While the gun debate continues in Washington, local gun shops say they can't keep up with the huge demand for guns.
Store owners say their current customers are mainly first-time gun buyers.
Just looking at empty gun store shelves can tell the story.
Mike Stulce owns Champion Firearms in College Station. He says the shelves have never looked this red, and he's been in the business for more than 20 years.
"Nothing compares to this time around especially considering the fact that you can't replace the guns as fast as people are buying them,” said Stulce. "You know the manufacturers, we have all begged them for what they can send. We have told them, don't call us, you don't have to even ask. Just 1 or 100 of them, just send them."
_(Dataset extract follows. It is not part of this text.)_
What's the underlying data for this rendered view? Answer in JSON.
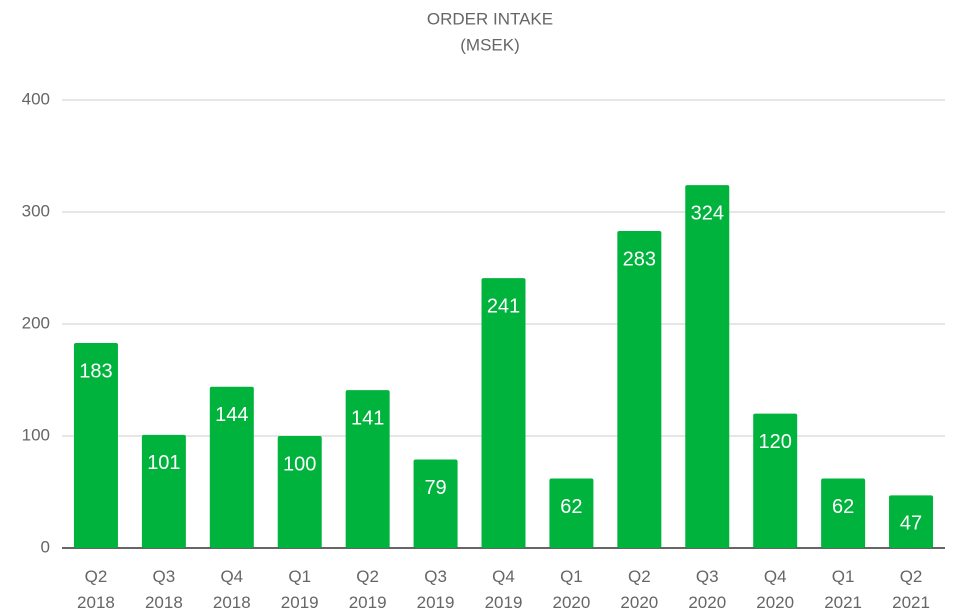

“I think people are scared. I think Sandy Hook struck a nerve in a lot of people,” said Stulce.
Customers like Texas A&M student Kevin Wheeler have a different reason.
"People want to get a gun before it becomes almost impossible to get one. That's what I have discussed with my friends. People are afraid,” said Wheeler.
Some customers say they fear Congress will soon ban or limit assault weapons and some forms of ammunition. Those reasons are enough to give guns a short life on the shelf.
"If you get 50 guns in a day, we sell 60 so that's where we kind of run into a deficit selling I guess. I think we will catch up eventually,” said Stulce.
"It has just been crazy. It's anything, any handgun with a high cap magazine, flying off the shelf,” said John Hueske, the owner of Independence Firearms in Brenham.
While it's good business for gun shop owners, there's still a fear.
“The long term it kind of scares you to try and figure out what will happen in the future,” said Stulce.
For now, the task at hand is keeping up with the demand.